If you do have interest in the ICAP idea take a look at the the ICAP
service I wrote(in Golang) at:
https://github.com/elico/squidblocker-icap-server
You can see that in the filterByUrl function the req.Request object
content can be dumped and re-used for the pre-fetch.
Eliezer
On 30/10/2015 05:09, Jester Purtteman wrote:
We've got a couple thoughts going at once here, so let me condense it a bit.
First, yes, this is coming in over a satellite and that is part of the bugger.
Nothing like 560 ms to bring a connection to a halt. Part of my plan is
exactly as you say, optimize the links by setting huge tcp_windows and all the
rest so that I can get full bandwidth. The other part of the story (and I
could just be misunderstanding this too) is that it appears that if I have say,
3 or 4 clients connect for a file over the course of the period of the
download, if any one of them (or maybe just the last one, again, insufficient
testing so I don't know the exactly course of events here) ends up requesting
an IP different than what is looked up, it appeared to drop the file.
>I think a worse problem is if the DNS TTL is shorter than a client connections
TCP connected time.
>Then requests arriving after the DNS TTL expired would no longer match the
initial dst-IP.
That is what I think I was seeing: if by that you mean, clients A, B, and C
all request a large file (few hundred MB), it downloads but takes more than 300
seconds (which has become a pretty common TTL, when did that happen?), and then
D requests it too, but the DNS updates while its coming in and suddenly gets
flagged as a host forgery and is no longer cacheable.
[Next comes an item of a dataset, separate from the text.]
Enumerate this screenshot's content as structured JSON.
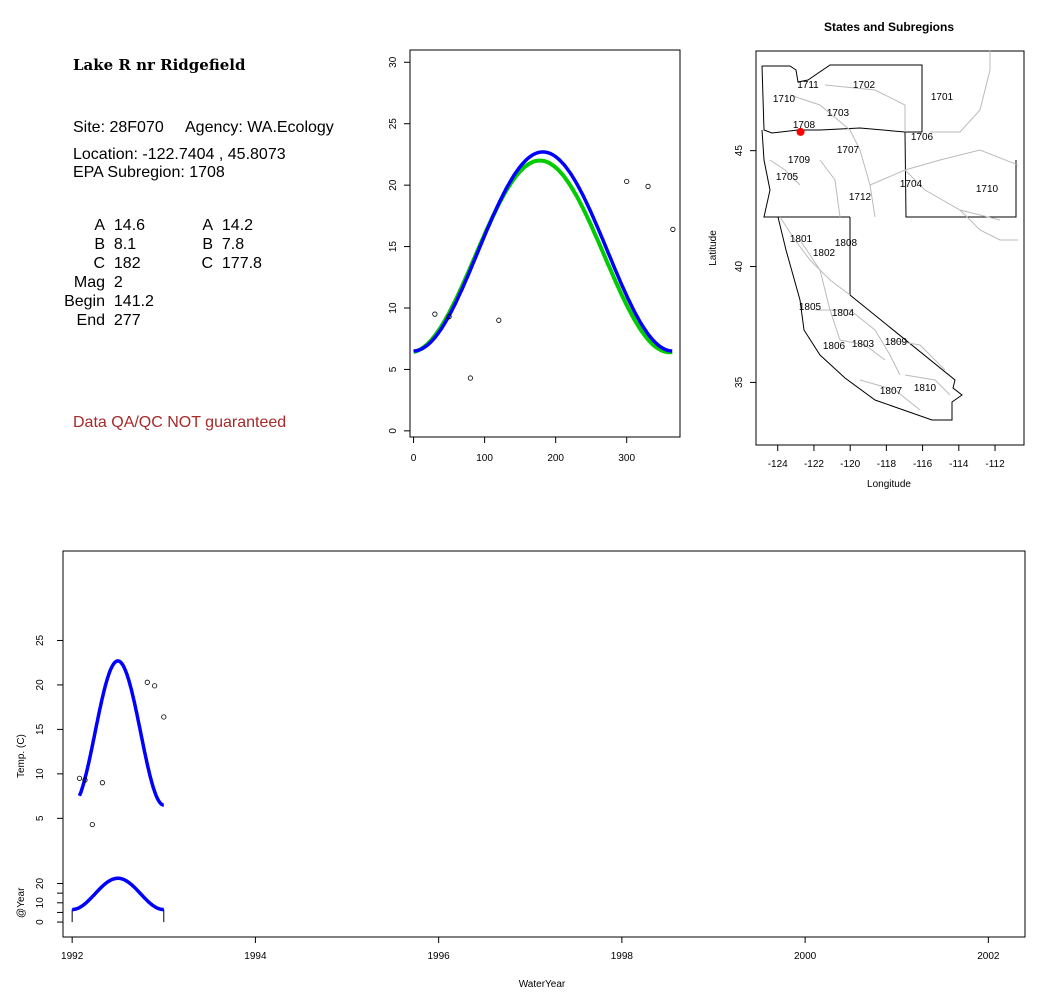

I could be wrong, so I
need to experiment, but I think that’s what I am seeing.
My crazy solution is, I have a server on a fast connection on which I setup a
cache there with a pretty big minimum and maximum file size (say, 10 MB minimum
object size, 8,000MB maximum) and set it up as a parent cache to the cache out
at the slow end of the universe, which is a transparent proxy. The transparent
proxy then uses the parent proxy to request the files, and when the files
happen to be very big, I set up the connection to do a pre-cache (because a 100
MB file is a piece of cake for a 100 mbps connection) and it stores it, because
the time to download was trivial compared to the DNS TTL. I set the cache up
no the slow end to cache more aggressively, but the point is that once the
cache down south has the file, the cache up north is requesting the file from a
system much more optimized to pull big files over, and that improves the odds
that the DNS has not updated before the transfer completes.
I'm not convinced my idea is valid, so I'll have to ponder it a bit, but I'm
going to give it a shot and let you know if it makes a difference. Bottom line
is, it is a pretty nasty work around, and there is probably a better solution
if someone that knows C out there worth beans is into it. I don't think there
are ANY answers that don't involve setting up your own DNS, but after
configuring BIND in about 7 minutes last night, I am thinking that’s not a big
issue. The obvious answers I can think of are (1) to maintain a short table of
IPs associated with a specific domain request until all transfers referring
back to it have passed and rewrite the DNS resolution calls to refer to that
table or (2) tag the requested IP and resolved IP.
The last line of C I wrote was in the 90s, but I'll dig in and see if I can
find the right place to start making a mess:).
In any event, you and Eliezer have helped me get farther since Tuesday night
than I had since August, Thank you both!